A l’occasion du passage au LMD, les droits de scolarité à l’université ont été harmonisés par cycle (150 euros pour une année en licence, 190 en master, 290 en doctorat), ce qui a provoqué l’indignation des syndicats étudiants, dont l’Unef qui a chiffré à +4,1% l’augmentation du volume global de ces droits. En comparaison, les tarifs des grandes écoles semblent exorbitants et tout semble permis au niveau des hausses. Pourtant, l’inflation en cette rentrée peut être qualifiée de modérée.



En effet, les écoles de commerce après classes préparatoires sont les établissements qui pratiquent les hausses les plus importantes : elles ne représentent « que » quelques centaines d’euros. HEC passe de 7.200 à 7.500 euros pour une année d’étude (+4,2%), l’ESCP-EAP de 6.233 à 6.633 euros (moyenne sur les 3 ans de l’école, +6,4%). L’Essec demande 350 euros supplémentaires par rapport à l’an dernier, soit 7.950 euros en moyenne pour un an (+4,6%). « Les équipes d’accompagnement ont été renforcées. Les outils informatiques ont été mis à jour, les élèves ont accès à de nouvelles bases de données et le e-learning se développe. Nous avons aussi créé de nouvelles chaires », explique-t-on à l’école de Cergy. Un nouveau régime va être mis en place à la rentrée 2005-2006 : les étudiants qui ne sont pas ressortissants de l’Union européenne devront s’acquitter de 34.000 euros au total pour un programme en deux années, contre 17.000 euros actuellement. « Nous bénéficions de subventions et préférons en faire profiter les étudiants européens », selon l’Essec. «Nous nous alignons ainsi sur la politique internationale en termes de tarifs avec un tarif résident et un tarif non-résident. On se remet à niveau par rapport aux autres pays. C’est aussi une question de crédibilité», ajoute-t-on à l’école.

L’augmentation des frais de scolarité concerne également les écoles de commerce après le baccalauréat, avec des situations plus disparates : de 5.979 à 6.101 euros (+2% soit un supplément de 122 euros, en moyenne sur les 5 années) à l’ESSCA Angers ou de 5.278 à 5.527 euros (+ 4,7%, soit un supplément de 249 euros, en moyenne sur les 3 années) à l’ESG par exemple.

Les écoles d’ingénieurs, elles, ne sont pas toujours libres de pratiquer des majorations de leurs droits de scolarité. Notamment l’Ecole nationale des Ponts et Chaussées (ENPC), sous la tutelle du ministère de l’Equipement, qui voit le montant de ses frais de scolarité établi par arrêté du ministre, à 450 euros cette année contre 418 en 2003-2004 (+7,7%). Les élèves doivent en outre régler 500 euros pour des frais administratifs du type polycopiés, ouverture d’un compte informatique… Supélec est un cas particulier : école privée (forme associative) intégrée dans le dispositif national de formation des ingénieurs, elle est soutenue par l'Etat mais autonome. Ses frais de scolarité s’élèvent pour 2004-2005 à 640 euros, en hausse de 25 euros (+4,1%).

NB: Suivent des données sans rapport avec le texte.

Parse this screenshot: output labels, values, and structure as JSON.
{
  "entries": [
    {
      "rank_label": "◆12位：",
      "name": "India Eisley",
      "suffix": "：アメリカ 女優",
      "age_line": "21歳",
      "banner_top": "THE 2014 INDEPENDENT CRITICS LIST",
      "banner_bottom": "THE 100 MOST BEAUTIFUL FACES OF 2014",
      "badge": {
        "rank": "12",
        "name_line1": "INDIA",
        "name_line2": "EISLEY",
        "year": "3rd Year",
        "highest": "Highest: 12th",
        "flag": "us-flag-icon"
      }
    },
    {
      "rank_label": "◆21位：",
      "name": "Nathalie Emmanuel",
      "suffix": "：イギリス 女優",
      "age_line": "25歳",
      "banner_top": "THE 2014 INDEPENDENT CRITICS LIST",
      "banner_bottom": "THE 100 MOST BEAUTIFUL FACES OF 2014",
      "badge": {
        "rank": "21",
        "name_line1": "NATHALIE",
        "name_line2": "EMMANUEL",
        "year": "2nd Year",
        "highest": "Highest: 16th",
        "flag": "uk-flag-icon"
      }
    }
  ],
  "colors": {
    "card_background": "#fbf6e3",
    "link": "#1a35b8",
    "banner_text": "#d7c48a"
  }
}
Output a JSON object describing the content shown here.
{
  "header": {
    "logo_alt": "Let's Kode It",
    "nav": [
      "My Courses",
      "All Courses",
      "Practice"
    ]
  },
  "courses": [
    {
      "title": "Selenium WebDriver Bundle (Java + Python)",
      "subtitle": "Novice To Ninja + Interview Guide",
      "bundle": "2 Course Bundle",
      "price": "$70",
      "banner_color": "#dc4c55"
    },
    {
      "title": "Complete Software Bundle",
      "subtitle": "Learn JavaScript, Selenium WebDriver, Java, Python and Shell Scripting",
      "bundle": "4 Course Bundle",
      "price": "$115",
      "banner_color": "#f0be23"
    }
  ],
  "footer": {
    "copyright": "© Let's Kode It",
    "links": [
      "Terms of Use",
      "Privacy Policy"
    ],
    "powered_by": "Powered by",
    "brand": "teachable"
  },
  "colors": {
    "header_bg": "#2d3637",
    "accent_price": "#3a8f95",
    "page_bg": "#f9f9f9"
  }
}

Les IEP en 5 ans : droits à la hausse

Les Instituts d’études politiques (IEP), qui entendent se positionner au rang des grandes écoles avec leur passage à 5 années d’études, se doivent de professionnaliser leurs enseignements, d’où leur besoin de ressources supplémentaires. Les frais de scolarité constituent une variable d’ajustement privilégiée à cette fin. Ainsi, les IEP de Grenoble et Aix voient leurs droits de scolarité augmenter à 800 euros pour un an, contre un maintien de 400 à 500 euros dans les autres IEP. A l’exception de Bordeaux, qui demande 800 euros par an en 1er cycle (3 premières années) et 1.000 euros par an en 2e cycle (2 ans de master) mais « avec des dégrèvements selon un barème qui est fonction des revenus des parents », souligne Jean Petaux, chargé de mission auprès du directeur. Cet IEP se met, tout comme celui de Paris, à l’heure des frais modulables. « Au bout du compte, entre les charges que représentent les nouveaux cursus et l’augmentation de nos ressources de par ces frais modulables, nous ne faisons aucun bénéfice », précise M. Petaux.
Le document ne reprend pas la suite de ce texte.